Alors le patron ne risque rien de sortir ! On ne viendra pas lui offrir le portefeuille...

FABREGANT.

Il restera chez lui tout de même, car on ne sa jamais. C’est-à-dire qu’il ne restera pas à proprement parler chez lui, mais il s’organisera pour ne pas sortir.

LUCIENNE.

Il ne ferait pas un plus mauvais ministre qu’un autre. C’est un homme intelligent.

FABREGANT.

Il est riche. Toutes les fois qu’un homme très riche n’est pas une brute légendaire, son entourage ne demande pas mieux que de le trouver intelligent. On dit de lui : « Mais, vous savez, c’est un garçon de valeur ! » À son arrivée à la Chambre, notre patron, gros manufacturier – deux mille ouvriers – s’est vu entouré d’un certain nombre d’honorables. Ils ne voulaient pas s’avouer à eux-mêmes qu’ils s’approchaient de lui parce qu’il était riche. Alors ils lui ont trouvé toutes sortes de qualités. Puisqu’on les lui a trouvées, n’est-ce pas ? c’est qu’il les avait... Mais vous me faites parler, vous me faites parler, et vous vous fichez de ce que je vous raconte. Seulement, pendant ce temps-là, je ne dicte rien... Écrivez à madame Pirandal... ou plutôt ne lui écrivez pas. Nous avons fait nos douze lettres, c’est suffisant. Pas de précédents fâcheux.

PINSAC, entrant.

Bonjour Fabregant.

FABREGANT.

Monsieur le député !

PINSAC.

Mademoiselle !

LUCIENNE.

Monsieur le député !

PINSAC.

Le patron n’est pas sorti ?

FABREGANT.

Non. Il est là.

PINSAC.

Alors je reviens. Je trimballe un conseiller d’arrondissement de chez moi. Je vais l’envoyer tout seul visiter les catacombes. À tout de suite...

Il sort.

FABREGANT.

Encore un employé du patron, ce député-là. Une de ses créatures.

LUCIENNE.

C’est une espèce de forban.

FABREGANT.

Je ne crois pas.

LUCIENNE.

C’est un honnête homme ?

FABREGANT.

Je ne crois pas.

LUCIENNE.

C’est un homme sans scrupules.

FABREGANT.

Il ne sait pas.

LUCIENNE.

Je crois que voilà le patron.

FABREGANT.

Eh bien, entamons quelque chose. Il faut qu’il nous trouve toujours à la besogne.

 

 

Scène II

 

FABREGANT, LUCIENNE, BRISSET, MADAME BRISSET

 

BRISSET, entrant.

Ah ! vous voilà ? Vous êtes en train de travailler ?

FABREGANT.

Nous avons écrit onze lettres. J’achève la douzième, mais elle n’est pas pressée.
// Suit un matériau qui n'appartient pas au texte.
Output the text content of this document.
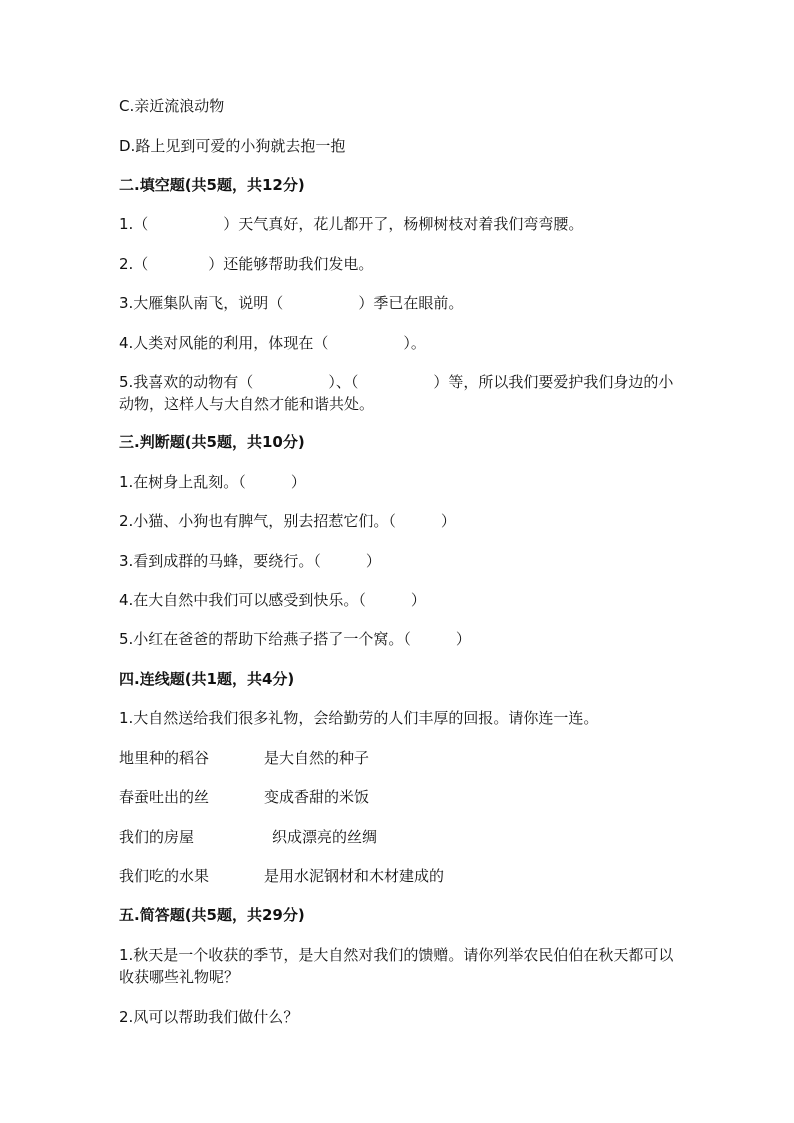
C.亲近流浪动物
D.路上见到可爱的小狗就去抱一抱
二.填空题(共5题，共12分)
1.（　　　　　）天气真好，花儿都开了，杨柳树枝对着我们弯弯腰。
2.（　　　　）还能够帮助我们发电。
3.大雁集队南飞，说明（　　　　　）季已在眼前。
4.人类对风能的利用，体现在（　　　　　）。
5.我喜欢的动物有（　　　　　）、（　　　　　）等，所以我们要爱护我们身边的小动物，这样人与大自然才能和谐共处。
三.判断题(共5题，共10分)
1.在树身上乱刻。（　　　）
2.小猫、小狗也有脾气，别去招惹它们。（　　　）
3.看到成群的马蜂，要绕行。（　　　）
4.在大自然中我们可以感受到快乐。（　　　）
5.小红在爸爸的帮助下给燕子搭了一个窝。（　　　）
四.连线题(共1题，共4分)
1.大自然送给我们很多礼物，会给勤劳的人们丰厚的回报。请你连一连。
地里种的稻谷	是大自然的种子
春蚕吐出的丝	变成香甜的米饭
我们的房屋	织成漂亮的丝绸
我们吃的水果	是用水泥钢材和木材建成的
五.简答题(共5题，共29分)
1.秋天是一个收获的季节，是大自然对我们的馈赠。请你列举农民伯伯在秋天都可以收获哪些礼物呢？
2.风可以帮助我们做什么？
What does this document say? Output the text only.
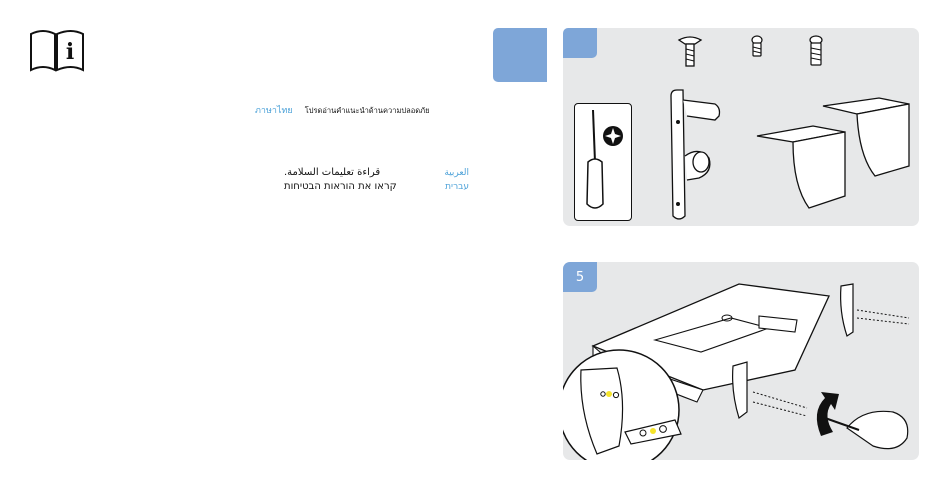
i
ภาษาไทย โปรดอ่านคำแนะนำด้านความปลอดภัย
قراءة تعليمات السلامة.	العربية
קראו את הוראות הבטיחות	עברית
5
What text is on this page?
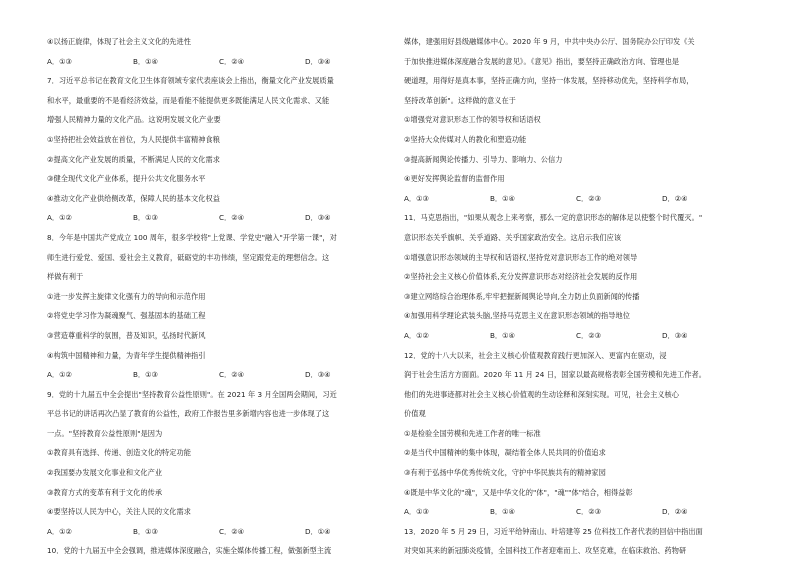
④以扬正旋律，体现了社会主义文化的先进性
A．①③	B．①④	C．②④	D．③④
7．习近平总书记在教育文化卫生体育领域专家代表座谈会上指出，衡量文化产业发展质量
和水平，最重要的不是看经济效益，而是看能不能提供更多既能满足人民文化需求、又能
增强人民精神力量的文化产品。这说明发展文化产业要
①坚持把社会效益放在首位，为人民提供丰富精神食粮
②提高文化产业发展的质量，不断满足人民的文化需求
③健全现代文化产业体系，提升公共文化服务水平
④推动文化产业供给侧改革，保障人民的基本文化权益
A．①②	B．①③	C．②④	D．③④
8．今年是中国共产党成立 100 周年，很多学校将"上党课、学党史"融入"开学第一课"，对
师生进行爱党、爱国、爱社会主义教育，砥砺党的丰功伟绩，坚定跟党走的理想信念。这
样做有利于
①进一步发挥主旋律文化强有力的导向和示范作用
②将党史学习作为凝魂聚气、强基固本的基础工程
③营造尊重科学的氛围，普及知识，弘扬时代新风
④构筑中国精神和力量，为青年学生提供精神指引
A．①②	B．①③	C．②④	D．③④
9．党的十九届五中全会提出"坚持教育公益性原则"。在 2021 年 3 月全国两会期间，习近
平总书记的讲话再次凸显了教育的公益性，政府工作报告里多新增内容也进一步体现了这
一点。"坚持教育公益性原则"是因为
①教育具有选择、传递、创造文化的特定功能
②我国要办发展文化事业和文化产业
③教育方式的变革有利于文化的传承
④要坚持以人民为中心，关注人民的文化需求
A．①②	B．①③	C．②④	D．①④
10．党的十九届五中全会强调，推进媒体深度融合，实施全媒体传播工程，做强新型主流
媒体，建强用好县级融媒体中心。2020 年 9 月，中共中央办公厅、国务院办公厅印发《关
于加快推进媒体深度融合发展的意见》。《意见》指出，要坚持正确政治方向、管理也是
硬道理，用得好是真本事，坚持正确方向，坚持一体发展，坚持移动优先，坚持科学布局，
坚持改革创新"。这样做的意义在于
①增强党对意识形态工作的领导权和话语权
②坚持大众传媒对人的教化和塑造功能
③提高新闻舆论传播力、引导力、影响力、公信力
④更好发挥舆论监督的监督作用
A．①③	B．①④	C．②③	D．②④
11．马克思指出，"如果从观念上来考察，那么一定的意识形态的解体足以使整个时代覆灭。"
意识形态关乎旗帜、关乎道路、关乎国家政治安全。这启示我们应该
①增强意识形态领域的主导权和话语权,坚持党对意识形态工作的绝对领导
②坚持社会主义核心价值体系,充分发挥意识形态对经济社会发展的反作用
③建立网络综合治理体系,牢牢把握新闻舆论导向,全力防止负面新闻的传播
④加强用科学理论武装头脑,坚持马克思主义在意识形态领域的指导地位
A．①②	B．①④	C．②③	D．③④
12．党的十八大以来，社会主义核心价值观教育践行更加深入、更富内在驱动，浸
润于社会生活方方面面。2020 年 11 月 24 日，国家以最高规格表彰全国劳模和先进工作者。
他们的先进事迹都对社会主义核心价值观的生动诠释和深刻实现。可见，社会主义核心
价值观
①是检验全国劳模和先进工作者的唯一标准
②是当代中国精神的集中体现，凝结着全体人民共同的价值追求
③有利于弘扬中华优秀传统文化，守护中华民族共有的精神家园
④既是中华文化的"魂"，又是中华文化的"体"，"魂""体"结合，相得益彰
A．①③	B．①④	C．②③	D．②④
13．2020 年 5 月 29 日，习近平给钟南山、叶培建等 25 位科技工作者代表的回信中指出面
对突如其来的新冠肺炎疫情，全国科技工作者迎难而上、攻坚克难，在临床救治、药物研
Il va jusqu’à la table où se trouve Lucienne, et tous deux classent des papiers.

MADAME BRISSET.

Tu n’as pas Chambre, aujourd’hui ?

BRISSET.

Puisque nous sommes en pleine crise.

MADAME BRISSET.

C’est vrai, suis-je bête !... Eh bien, c’est Lourien qui fait le ministère ?

BRISSET.

C’est Lourien. Ce sera un ministère radical... Programme avancé... Ils n’insistent pas trop sur la question des syndicats. Mais ils remettent l’impôt sur le revenu sur le tapis.

FABREGANT.

Pour donner satisfaction aux partisans de la marche en avant...

MADAME BRISSET.

Tu sors tout à l’heure ?

BRISSET, après une hésitation.

Non, je suis enrhumé.

MADAME BRISSET, d’un air fin.

Je parie que je devine pourquoi tu ne sors pas... Parce que tu veux qu’on te trouve ici si on vient te chercher pour le ministère.

FABREGANT, bas à Lucienne.

La bonne femme ! Je savais bien qu’elle ne le raterait pas !

BRISSET, très irrité.

C’est incroyable ! Vous entendez, Fabregant ?... Comment voulez-vous que je sois épargné par mes ennemis, si les miens eux-mêmes se livrent à de telles imputations... Moi, modéré, je ne sors pas parce que j’attends chez moi la visite d’un radical !... Eh bien, si c’est comme ça, je sors... Je sors avec mon rhume...

MADAME BRISSET.

Écoute, je t’en prie ! ne fais pas attention à ce que je t’ai dit. Reste ici, comme tu en avais l’intention. Ce n’est pas parce que tu es enrhumé, tu n’as presque plus rien. Il fait très beau temps, en somme...

BRISSET.

Je ne suis pas enrhumé, maintenant ! J’ai toussé toute la nuit comme un malheureux ! Mais je suis obligé de sortir, s’il ne m’est plus permis de rester chez moi sans que ça ait une signification...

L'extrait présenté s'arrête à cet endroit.